AT&T CEO interrupted by robocall during onstage interview
No one — not even the chief executive officer of AT&T — is safe from robocalls. Telecom boss Randall L. Stephenson was interrupted by a phone spammer while onstage at an Economic Club event in Washington, D.C., on Wednesday.
"I'm getting a robocall too, okay?" he said as he hit the "Decline" button on his Apple watch. "It's literally a robocall," he said while discussing the future of 5G technology and his company's $85 billion acquisition of Time Warner.
It shouldn't come as a surprise that Stephenson was targeted by bots. More than half (52 percent) of all phone owners receive at least one robocall per day, according to a survey from data company Clutch. Thirty-nine percent receive multiple unwanted calls from marketers or even scammers.
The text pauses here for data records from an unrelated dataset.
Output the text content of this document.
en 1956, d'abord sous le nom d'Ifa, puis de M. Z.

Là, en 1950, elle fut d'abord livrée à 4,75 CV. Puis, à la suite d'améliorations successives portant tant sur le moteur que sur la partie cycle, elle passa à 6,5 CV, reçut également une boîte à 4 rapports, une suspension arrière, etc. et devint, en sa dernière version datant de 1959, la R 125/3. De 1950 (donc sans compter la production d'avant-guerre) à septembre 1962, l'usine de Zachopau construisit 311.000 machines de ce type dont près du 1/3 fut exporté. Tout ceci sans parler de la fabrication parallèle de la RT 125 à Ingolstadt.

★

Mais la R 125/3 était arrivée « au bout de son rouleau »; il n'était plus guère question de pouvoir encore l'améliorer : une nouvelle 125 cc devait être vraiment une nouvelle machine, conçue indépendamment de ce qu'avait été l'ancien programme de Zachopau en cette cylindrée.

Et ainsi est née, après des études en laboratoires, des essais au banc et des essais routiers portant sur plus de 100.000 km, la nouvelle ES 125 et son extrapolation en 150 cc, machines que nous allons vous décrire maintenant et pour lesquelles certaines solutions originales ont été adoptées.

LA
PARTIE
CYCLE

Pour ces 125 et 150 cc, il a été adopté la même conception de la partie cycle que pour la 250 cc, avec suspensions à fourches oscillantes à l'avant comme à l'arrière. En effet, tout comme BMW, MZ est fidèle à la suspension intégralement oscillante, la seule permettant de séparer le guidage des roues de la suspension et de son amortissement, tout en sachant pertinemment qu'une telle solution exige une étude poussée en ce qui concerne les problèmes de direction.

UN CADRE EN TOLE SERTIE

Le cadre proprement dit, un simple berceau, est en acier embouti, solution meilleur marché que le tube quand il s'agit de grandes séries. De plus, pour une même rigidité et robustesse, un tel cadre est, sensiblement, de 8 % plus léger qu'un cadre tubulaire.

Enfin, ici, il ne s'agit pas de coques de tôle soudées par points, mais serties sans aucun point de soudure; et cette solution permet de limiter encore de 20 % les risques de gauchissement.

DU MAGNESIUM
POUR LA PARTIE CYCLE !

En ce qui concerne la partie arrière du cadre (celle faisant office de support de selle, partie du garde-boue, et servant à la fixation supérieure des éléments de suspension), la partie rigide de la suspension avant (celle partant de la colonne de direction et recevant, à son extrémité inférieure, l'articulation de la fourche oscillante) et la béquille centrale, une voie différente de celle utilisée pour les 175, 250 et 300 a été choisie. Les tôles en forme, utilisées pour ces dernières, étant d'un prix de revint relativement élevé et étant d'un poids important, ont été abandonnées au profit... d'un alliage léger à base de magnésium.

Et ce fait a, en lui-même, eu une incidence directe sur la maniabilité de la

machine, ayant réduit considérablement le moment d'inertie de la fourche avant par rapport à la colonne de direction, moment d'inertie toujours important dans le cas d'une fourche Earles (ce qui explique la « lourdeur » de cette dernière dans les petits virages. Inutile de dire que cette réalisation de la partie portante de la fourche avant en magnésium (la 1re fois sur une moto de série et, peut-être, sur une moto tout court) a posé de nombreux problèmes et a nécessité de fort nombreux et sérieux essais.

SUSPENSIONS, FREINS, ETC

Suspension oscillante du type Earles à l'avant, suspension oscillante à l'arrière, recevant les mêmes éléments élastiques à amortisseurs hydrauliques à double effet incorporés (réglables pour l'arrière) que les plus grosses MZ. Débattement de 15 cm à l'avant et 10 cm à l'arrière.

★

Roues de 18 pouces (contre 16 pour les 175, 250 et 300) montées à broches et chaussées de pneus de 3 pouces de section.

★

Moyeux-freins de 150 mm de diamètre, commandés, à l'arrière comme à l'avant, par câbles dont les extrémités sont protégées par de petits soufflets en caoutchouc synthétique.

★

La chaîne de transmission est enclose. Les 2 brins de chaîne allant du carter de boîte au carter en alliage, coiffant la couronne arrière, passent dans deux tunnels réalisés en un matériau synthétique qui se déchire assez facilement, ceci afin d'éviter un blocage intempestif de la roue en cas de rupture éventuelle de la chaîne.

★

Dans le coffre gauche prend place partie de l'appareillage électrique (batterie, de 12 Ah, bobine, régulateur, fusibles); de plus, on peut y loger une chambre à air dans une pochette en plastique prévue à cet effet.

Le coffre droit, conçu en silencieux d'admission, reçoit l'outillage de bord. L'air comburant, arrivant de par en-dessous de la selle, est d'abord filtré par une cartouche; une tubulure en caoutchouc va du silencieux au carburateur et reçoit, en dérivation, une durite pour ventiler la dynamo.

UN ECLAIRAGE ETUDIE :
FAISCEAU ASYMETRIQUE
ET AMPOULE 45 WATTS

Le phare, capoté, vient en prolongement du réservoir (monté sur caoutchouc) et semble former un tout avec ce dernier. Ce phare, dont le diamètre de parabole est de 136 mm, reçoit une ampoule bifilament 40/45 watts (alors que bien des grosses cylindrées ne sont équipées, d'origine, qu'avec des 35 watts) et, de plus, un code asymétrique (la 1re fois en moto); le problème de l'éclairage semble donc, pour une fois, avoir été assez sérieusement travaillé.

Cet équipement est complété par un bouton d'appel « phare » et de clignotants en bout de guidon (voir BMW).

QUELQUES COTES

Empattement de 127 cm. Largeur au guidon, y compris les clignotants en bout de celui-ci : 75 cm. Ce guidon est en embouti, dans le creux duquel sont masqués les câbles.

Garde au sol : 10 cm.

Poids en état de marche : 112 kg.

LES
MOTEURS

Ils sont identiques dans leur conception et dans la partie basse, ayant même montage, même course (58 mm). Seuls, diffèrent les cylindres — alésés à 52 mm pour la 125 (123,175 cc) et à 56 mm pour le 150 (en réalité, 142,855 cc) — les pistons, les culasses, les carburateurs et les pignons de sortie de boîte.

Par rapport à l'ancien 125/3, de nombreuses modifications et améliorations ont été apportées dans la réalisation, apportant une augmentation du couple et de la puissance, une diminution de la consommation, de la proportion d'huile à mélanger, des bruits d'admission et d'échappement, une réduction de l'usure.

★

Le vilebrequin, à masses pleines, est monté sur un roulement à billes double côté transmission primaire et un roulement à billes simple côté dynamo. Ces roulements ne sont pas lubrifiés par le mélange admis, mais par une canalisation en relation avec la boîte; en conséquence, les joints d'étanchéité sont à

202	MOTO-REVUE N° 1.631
Robocallers use sophisticated tactics — including disguising the number they call from to better match the recipient's area code or phone number prefix so that it looks familiar. Indeed, the Clutch study shows that 44 percent of people receive robocalls from the same are code as their personal phone number at least once a day.
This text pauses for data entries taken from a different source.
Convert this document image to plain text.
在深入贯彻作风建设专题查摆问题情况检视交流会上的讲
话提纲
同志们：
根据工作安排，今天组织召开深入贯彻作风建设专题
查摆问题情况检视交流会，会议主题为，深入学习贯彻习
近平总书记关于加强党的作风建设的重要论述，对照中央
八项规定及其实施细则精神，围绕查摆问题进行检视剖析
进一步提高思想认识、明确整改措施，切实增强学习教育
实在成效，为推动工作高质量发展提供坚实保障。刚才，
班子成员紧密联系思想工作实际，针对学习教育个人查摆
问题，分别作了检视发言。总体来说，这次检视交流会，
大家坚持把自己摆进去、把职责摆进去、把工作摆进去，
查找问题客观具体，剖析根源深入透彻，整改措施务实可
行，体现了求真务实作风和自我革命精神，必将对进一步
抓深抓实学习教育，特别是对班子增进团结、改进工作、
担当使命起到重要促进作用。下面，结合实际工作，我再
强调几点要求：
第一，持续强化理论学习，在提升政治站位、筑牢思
Robocalls are rampant — 10.1 billion robocalls have been placed nationwide so far this year, according to an index from YouMail, a call-blocking app. Technological and legislative efforts to stem their proliferation have to date been insufficient.
Eliminating robocalls will require that bad actors be subject to more severe penalties, according to experts.
"The government will need to make it easier to enforce the law, so a robocaller suffers from more than a fine they may never pay," said YouMail CEO Alex Quilici. "You need jail time and bigger fines so you actually have some real consequences behind the fines," he said.
Phone carriers can also take action by integrating caller ID authentication systems into their networks. "The carriers say this is real, so essentially when you answer the phone you will know if a number is spoofed or actually a real number," Quilici said.
A large majority of robocalls are from scammers whose end goal is to obtain recipients' credit card information. The onus is on consumers, too, to be more discerning about taking calls from unknown parties. "Consumers need to have robocall blocking apps and services so they are exposed to fewer calls; they also need not reflexively answer and call back unknown numbers," Quilici said.
Quilici says he's not surprised AT&T's Stephenson was targeted. "When there are that many calls, they are going to hit people at random, and he happened to get hit when he was doing a presentation. That should certainly make him aware of how big the problem is," he said.
It also may suggest that AT&T's own spam blocking tool, called "Call protect," isn't fail proof. "It is supposed to identify that it's a robocall and block illegal phone numbers and it [apparently] didn't protect him," Quilici said.
AT&T did not immediately return a message seeking comment.